Otimismo com reabertura da economia pode desaparecer rapidamente com Delta
Por Martha Beck, Gabriela Mestre e Marisa Wanzeller
Estados e cidades no Brasil se preparam para suspender a maioria das restrições para empresas e reuniões diante da queda de casos e mortes por Covid-19 para o nível mais baixo dos últimos meses e do ritmo mais rápido de vacinação.
Em São Paulo, muitas escolas reabriram com ocupação total para aulas presenciais esta semana, e o estado planeja encerrar restrições de horário e capacidade para a maioria das empresas a partir de 17 de agosto. O Rio de Janeiro também tem planos para relaxar as regras a partir de 2 de setembro, inclusive sobre o uso de máscaras. A reabertura incluirá quatro dias de comemoração, disse o prefeito Eduardo Paes, acrescentando que as festas de fim de ano serão as maiores da história da cidade.
A rapidez para suspender as restrições, que estão em vigor há mais de 15 meses embora com aplicação irregular e regras muitas vezes contraditórias que as tornam menos eficazes, surge em meio a uma trégua na pandemia.
Embora o coronavírus ainda mate quase 1.000 pessoas por dia, o número diminuiu em relação ao pico de mais de 4.200. A média móvel caiu abaixo de 1.000 pela primeira vez desde janeiro. Hospitais também estão menos sobrecarregados, com o nível de ocupação em unidades de terapia intensiva em cerca de 60% a 65% em relação a mais de 95% no início do ano.

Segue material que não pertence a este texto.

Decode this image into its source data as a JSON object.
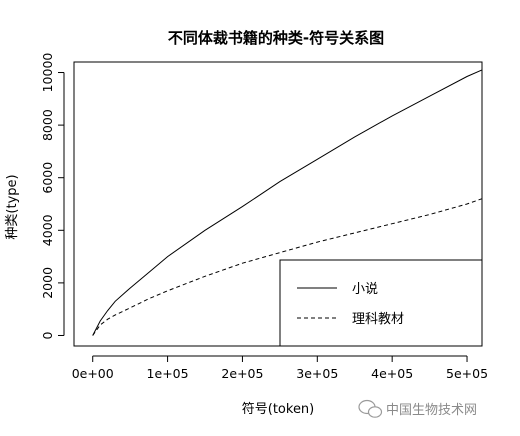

Todo o otimismo pode desaparecer rapidamente se a variante delta, que provoca um ressurgimento do coronavírus na Europa e nos Estados Unidos, se espalhar pelo Brasil. Embora especialistas digam que ainda é muito cedo para dizer se a cepa causará uma terceira onda no país, a pressão para eliminar as restrições aumenta o risco.
“Meu medo é que a população esteja muito animada com a queda dos números da Covid”, disse Pedro Hallal, epidemiologista e ex-reitor da Universidade Federal de Pelotas. “A delta pode ‘fazer uma festa’ e infectar muitas pessoas.”
A delta é a variante do coronavírus mais preocupante até agora, já presente em mais de 100 países desde que foi identificada pela primeira vez na Índia em outubro passado. A cepa, que se estima ser quase duas vezes mais contagiosa que o vírus original do início de 2020, tornou-se dominante em muitos países, incluindo no Reino Unido e EUA. Seu impacto é maior onde menos da metade da população adulta foi totalmente imunizada.
No Brasil, por enquanto o impacto da delta tem sido moderado. Dados mais recentes do Ministério da Saúde mostram que o país identificou cerca de 250 casos da variante em relação a 170 há uma semana. Mas o número provavelmente não reflete o verdadeiro efeito da cepa, já que o país não testa o suficiente, disse Gulnar Azevedo e Silva, presidente da Associação Brasileira de Saúde Coletiva (Abrasco).
A delta também enfrenta a concorrência da variante gama, inicialmente identificada em Manaus que, segundo especialistas, é muito mais contagiosa do que a cepa original.
“A gama é tão preocupante quanto a delta e continua predominando no Brasil”, disse Marcelo Paiva, professor da Universidade Federal de Pernambuco e pesquisador da Fiocruz, que conduz estudos para rastrear o coronavírus. “A introdução de uma nova variante como a delta só vai ressaltar que nós estamos diante de um país que está se imunizando lentamente.”
Fernando Spilki, pesquisador da Covid do Ministério da Ciência e Tecnologia, disse que o Brasil deveria se concentrar em encurtar o período entre as doses para imunizar totalmente o maior número possível de pessoas e evitar que a variante delta se propague. Autoridades anunciaram recentemente que avaliam reduzir o período entre as doses da Pfizer para 21 dias, mas somente depois que toda a população com mais de 18 anos receber a primeira dose.
Por enquanto, especialistas recomendam cautela. A delta foi identificada em todo o país, como nos estados de São Paulo, Rio de Janeiro, Paraná e Ceará. Embora a mobilidade não tenha voltado aos níveis pré-pandemia, restaurantes das grandes cidades estão sempre lotados e, por exaustão ou tédio, os brasileiros estão se arriscando e viajando, o que também impulsiona a inflação de serviços.
“Mesmo com a queda dos casos e mortes, o vírus ainda está circulando amplamente”, disse Spilki. “Ainda existe o risco de vermos um pico se as pessoas não se protegerem.”